Mohammad Shahidehpour, a microgrid expert at IIT, said such microgrids are the “wave of the future” and that the lessons learned by constructing ComEd’s microgrid in tandem with IIT could apply to other cities around the country.

Shahidehpour said the microgrid at IIT cost $12 million and could have been done for less if it was purely utilitarian, but it was built with “bells and whistles” that make it more useful for research purposes. 

“We spend a lot of money to maintain something that needs to be completely overhauled,” said Shahidehpour, referring to the traditional grid. “The system we have here still works but it is old-fashioned. Do we really want to keep these old-fashioned systems or get something that is truly state of the art?”

2 thoughts on “Major Illinois energy bill advances with two days left in session

  1. Kudos to the brilliant and accurate almost daily reporting of Kari Lydersen on this extremely important legislation! It’s a moving target for everyone, and this piece nails it well.

    Of great importance in understanding the magnitude of the upcoming decision, and the nature of the opposition, were some of the critical comments that occurred at the end of the House Energy Committee hearing on Tuesday 11/29.

    There were significant criticisms from the Ill. Attorney General’s office (e.g., that low-income EE funding was cut in half in the new version; that the new “ZES” in effect locks in a 10-year uncontestable rate-hike; LIHEAP provisions were removed from the previous version), AARP, and the blockbuster opposition at the very end of the hearing from BOMA, Ill. Manufacturers Assn., Chemical Industry Council, and the Illinois Petroleum Council. These latter 4 are usually Exelon supporters, and all came out strongly in opposition to the 450+ page Exelon nuclear bailout, citing that it is a net “jobs killer,” and that, “turns the [highly successful] Illinois deregulation process (which was worked on for more than 6 months) on its head,” undoing nearly 20 years worth of multi-billion dollar, market-based energy savings with only 3 days of examination by legislators.
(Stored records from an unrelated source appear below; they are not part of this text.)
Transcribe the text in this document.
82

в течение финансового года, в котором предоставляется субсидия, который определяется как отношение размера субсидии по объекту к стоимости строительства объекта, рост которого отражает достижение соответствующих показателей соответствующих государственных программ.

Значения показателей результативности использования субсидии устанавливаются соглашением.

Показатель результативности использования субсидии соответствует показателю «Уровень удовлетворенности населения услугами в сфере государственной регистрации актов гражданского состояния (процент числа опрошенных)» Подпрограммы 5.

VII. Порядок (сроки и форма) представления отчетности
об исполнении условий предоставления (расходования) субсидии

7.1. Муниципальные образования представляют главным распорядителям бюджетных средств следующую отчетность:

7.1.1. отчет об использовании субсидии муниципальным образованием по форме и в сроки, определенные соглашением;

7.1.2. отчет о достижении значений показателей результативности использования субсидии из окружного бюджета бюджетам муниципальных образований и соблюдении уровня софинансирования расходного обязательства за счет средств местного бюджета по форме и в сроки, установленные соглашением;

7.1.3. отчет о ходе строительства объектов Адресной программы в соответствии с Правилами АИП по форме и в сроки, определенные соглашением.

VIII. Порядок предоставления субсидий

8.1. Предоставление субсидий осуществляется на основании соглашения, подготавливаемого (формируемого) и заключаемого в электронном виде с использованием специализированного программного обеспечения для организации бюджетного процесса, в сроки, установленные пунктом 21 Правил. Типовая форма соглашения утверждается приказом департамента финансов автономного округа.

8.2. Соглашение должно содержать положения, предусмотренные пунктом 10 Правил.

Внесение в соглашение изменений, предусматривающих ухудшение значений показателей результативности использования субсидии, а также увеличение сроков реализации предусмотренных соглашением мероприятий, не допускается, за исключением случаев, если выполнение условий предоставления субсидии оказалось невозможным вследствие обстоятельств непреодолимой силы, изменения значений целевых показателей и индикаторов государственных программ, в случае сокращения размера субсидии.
They also pointed out the obvious: EITHER choice produces a rate increase; and they would rather live with the rate increase that was still governed by market forces, and not legislative fiat.

    We would also emphasize the important distinction that “acceptance” of the nuclear bailout in the proposed bill by SOME in the environmental community is not the same as “support” for either a bailout or nuclear power. The environmental community has been split on the legislation over various issues at various times; and forced by Exelon’s allies in the legislature into this ‘nuclear hostage’ situation by the typical ‘horse-trading’ politics that goes on in Springfield. The enviros were forced to accept the Sophie’s choice of acceding to a nuclear bailout or else not see legislation promoting important renewable energy and energy efficiency programs move forward. That’s not good energy policy, nor good governance. That’s legalized extortion.
    –Dave Kraft, director, Nuclear Energy Information Service, Chicago–

  2. If Exelon is a corporate entity that pays dividends, it is a business.
    It’s customers are the public, not everyone because it is an open market.
    So, tell me why taxpayers have to bail out Exelon’s mismanged nuclear plants?

    I don’t get a dividend when Exelon gives them out.

    How about making taxypayers bills carry dividends? The longer I pay in to your corporation,
    the lower my fee’s are.

    That make’s sense if you are claiming to be something we can’t live without, a public utility.

    Otherwise, let your stockholders bail you out. I’ll buy solar cells.